Noting a Bush stop in Peoria, Illinois to tout his monetary Midas touch, Illinois Dem. Rep. Phil Hare invited Bush to visit nearby Galesburg which recently lost 1,600 manufacturing jobs when Maytag moved to Mexico.
“Districts like mine in western Illinois have been disproportionately affected by the president’s ill-advised economic agenda,” said Hare, adding that recent Labor Department statistics showed that Illinois ranked 49th in the nation in terms of job growth and economic recovery since 2003.
Meanwhile, health care, energy and education have become harder for average families to afford, Hare declared.
“Instead of working to ease the burden on people in need, the president and his allies in Congress have pushed through enormous tax cuts for the wealthy, leaving our children and grandchildren with a projected $2 trillion deficit.

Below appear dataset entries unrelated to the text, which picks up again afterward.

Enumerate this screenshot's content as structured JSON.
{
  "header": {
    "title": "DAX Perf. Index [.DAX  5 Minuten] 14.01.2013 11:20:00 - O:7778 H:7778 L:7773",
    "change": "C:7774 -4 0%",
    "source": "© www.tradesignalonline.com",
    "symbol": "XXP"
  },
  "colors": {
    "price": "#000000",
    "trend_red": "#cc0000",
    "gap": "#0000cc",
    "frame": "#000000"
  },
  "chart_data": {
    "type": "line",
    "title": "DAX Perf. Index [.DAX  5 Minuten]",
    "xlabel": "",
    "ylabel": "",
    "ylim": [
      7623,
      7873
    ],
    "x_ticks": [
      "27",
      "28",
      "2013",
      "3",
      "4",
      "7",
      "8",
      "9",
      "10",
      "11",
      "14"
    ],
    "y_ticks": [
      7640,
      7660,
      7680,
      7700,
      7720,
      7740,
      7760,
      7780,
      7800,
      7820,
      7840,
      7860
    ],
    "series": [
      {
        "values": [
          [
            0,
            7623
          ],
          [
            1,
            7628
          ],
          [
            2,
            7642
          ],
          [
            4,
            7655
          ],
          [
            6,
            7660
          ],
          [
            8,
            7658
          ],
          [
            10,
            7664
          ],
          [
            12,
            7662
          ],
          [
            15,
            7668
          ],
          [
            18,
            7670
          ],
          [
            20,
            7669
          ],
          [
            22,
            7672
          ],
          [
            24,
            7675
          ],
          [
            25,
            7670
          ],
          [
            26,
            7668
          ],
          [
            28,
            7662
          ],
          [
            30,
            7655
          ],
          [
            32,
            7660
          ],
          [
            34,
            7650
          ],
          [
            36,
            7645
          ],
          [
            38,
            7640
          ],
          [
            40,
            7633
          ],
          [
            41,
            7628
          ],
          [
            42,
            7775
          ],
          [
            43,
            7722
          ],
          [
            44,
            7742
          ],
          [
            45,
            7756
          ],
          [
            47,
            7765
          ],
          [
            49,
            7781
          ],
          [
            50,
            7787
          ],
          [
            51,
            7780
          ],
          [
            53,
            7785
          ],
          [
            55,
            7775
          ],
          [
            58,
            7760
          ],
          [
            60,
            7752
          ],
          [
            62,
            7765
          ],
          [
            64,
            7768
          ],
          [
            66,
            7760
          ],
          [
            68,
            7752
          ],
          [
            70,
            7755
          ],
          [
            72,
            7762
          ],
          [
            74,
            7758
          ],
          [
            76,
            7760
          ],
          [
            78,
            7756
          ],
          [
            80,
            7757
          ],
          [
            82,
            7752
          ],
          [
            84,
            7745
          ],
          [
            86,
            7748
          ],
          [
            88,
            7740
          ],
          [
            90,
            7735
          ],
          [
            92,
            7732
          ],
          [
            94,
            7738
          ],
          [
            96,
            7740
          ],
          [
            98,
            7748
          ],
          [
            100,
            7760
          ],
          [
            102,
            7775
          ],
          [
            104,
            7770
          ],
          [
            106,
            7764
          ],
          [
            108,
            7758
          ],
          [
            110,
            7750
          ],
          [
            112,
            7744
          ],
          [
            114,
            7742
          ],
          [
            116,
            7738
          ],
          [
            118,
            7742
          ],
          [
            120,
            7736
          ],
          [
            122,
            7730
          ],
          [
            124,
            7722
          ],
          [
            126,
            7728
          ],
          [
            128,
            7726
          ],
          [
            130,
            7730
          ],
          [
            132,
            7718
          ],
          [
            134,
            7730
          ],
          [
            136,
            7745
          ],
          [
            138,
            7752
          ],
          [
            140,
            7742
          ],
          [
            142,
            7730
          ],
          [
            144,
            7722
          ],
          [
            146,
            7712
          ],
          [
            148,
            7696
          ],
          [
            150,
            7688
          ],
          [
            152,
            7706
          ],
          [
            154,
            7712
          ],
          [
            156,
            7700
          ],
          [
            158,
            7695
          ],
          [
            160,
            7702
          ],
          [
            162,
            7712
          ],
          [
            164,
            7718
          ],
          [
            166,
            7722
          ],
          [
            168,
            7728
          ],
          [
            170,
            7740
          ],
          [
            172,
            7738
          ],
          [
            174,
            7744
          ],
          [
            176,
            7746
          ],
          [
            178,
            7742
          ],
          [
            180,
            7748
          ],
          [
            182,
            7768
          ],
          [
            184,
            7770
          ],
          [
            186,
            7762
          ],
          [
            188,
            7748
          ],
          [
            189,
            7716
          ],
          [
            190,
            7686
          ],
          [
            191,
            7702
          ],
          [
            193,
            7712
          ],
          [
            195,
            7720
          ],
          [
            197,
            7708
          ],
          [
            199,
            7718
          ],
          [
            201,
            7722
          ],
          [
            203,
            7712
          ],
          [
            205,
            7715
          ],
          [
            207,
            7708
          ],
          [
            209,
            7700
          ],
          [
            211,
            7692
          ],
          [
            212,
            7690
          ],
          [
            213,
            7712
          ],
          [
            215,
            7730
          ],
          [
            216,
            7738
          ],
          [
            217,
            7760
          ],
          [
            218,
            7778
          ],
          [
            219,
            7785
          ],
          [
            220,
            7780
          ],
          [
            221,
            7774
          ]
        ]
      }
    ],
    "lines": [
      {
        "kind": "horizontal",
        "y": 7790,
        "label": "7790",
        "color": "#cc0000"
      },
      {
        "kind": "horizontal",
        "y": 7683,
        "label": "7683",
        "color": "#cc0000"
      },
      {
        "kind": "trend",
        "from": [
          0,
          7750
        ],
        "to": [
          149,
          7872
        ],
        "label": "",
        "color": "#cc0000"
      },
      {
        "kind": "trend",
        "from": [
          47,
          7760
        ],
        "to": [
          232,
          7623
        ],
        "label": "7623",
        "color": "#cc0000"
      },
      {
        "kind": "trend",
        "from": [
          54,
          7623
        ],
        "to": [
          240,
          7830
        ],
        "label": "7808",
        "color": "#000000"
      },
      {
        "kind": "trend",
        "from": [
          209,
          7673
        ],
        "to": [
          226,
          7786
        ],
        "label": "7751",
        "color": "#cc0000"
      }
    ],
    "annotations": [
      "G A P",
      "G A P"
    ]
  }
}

“If the president wants to truly gauge the strength of the economy, I invite him to visit Galesburg and cities like it to see this ‘middle-class squeeze’ first-hand,” Hare said.
Freshman Sen. James Webb (D-Va.) assessed Bush’s dollar-dazed disconnect. “It’s almost as if we are living in two different countries.
Indeed, the experts say that is just the case.
Mark Zandi, chief economist at Moody’s Economy. Com. offered to Associated Press: “The president is right. The economy in aggregate is performing very well. So he’s right to claim that the economy, looking from above, looks very good. Democrats are also right. The fruits of this strong economy have largely accrued to higher income wealthier households.”
Standard and Poor’s chief economist David Wyss added to A.P.: “We’ve got a couple of big problems out there, and some long-term imbalances. The top 20 percent is doing fairly well and the bottom 20 percent is doing better. If there’s a hole, it’s in the middle, which frankly are those old blue-collar jobs that the Democrats say are leaving the country. And they’re right.”
Here’s Bush’s take on the situation from one of his fiscal flights of fancy. “The entrepreneurial spirit is alive and well in the United States. There is one undisputed leader in the world in terms of economy, and that’s the United States of America.”
Here’s Bush on Fox, touting the lack of response by the American populace to his unfounded economic utterances. “I’m not surprised that some of the good economic news is overshadowed by the difficult news out of Iraq.”
You recollect Iraq, doncha? The cakewalk? The joint where we were going to be strewn with flowers and hailed as liberators? Where oil revenues were going to pay for the whole invasion? Where democracy was going to bloom like a friggin’ garden?
Remember: if Bush says there’s a monster under your bed, you can sleep easy.
If he says you can sleep easy because no monsters are under there…HEAD FOR THE HILLS!
Grab your tin cups and pencils and flee!
Prosperity is over your shoulder and gaining fast! It has you in its cross-hairs!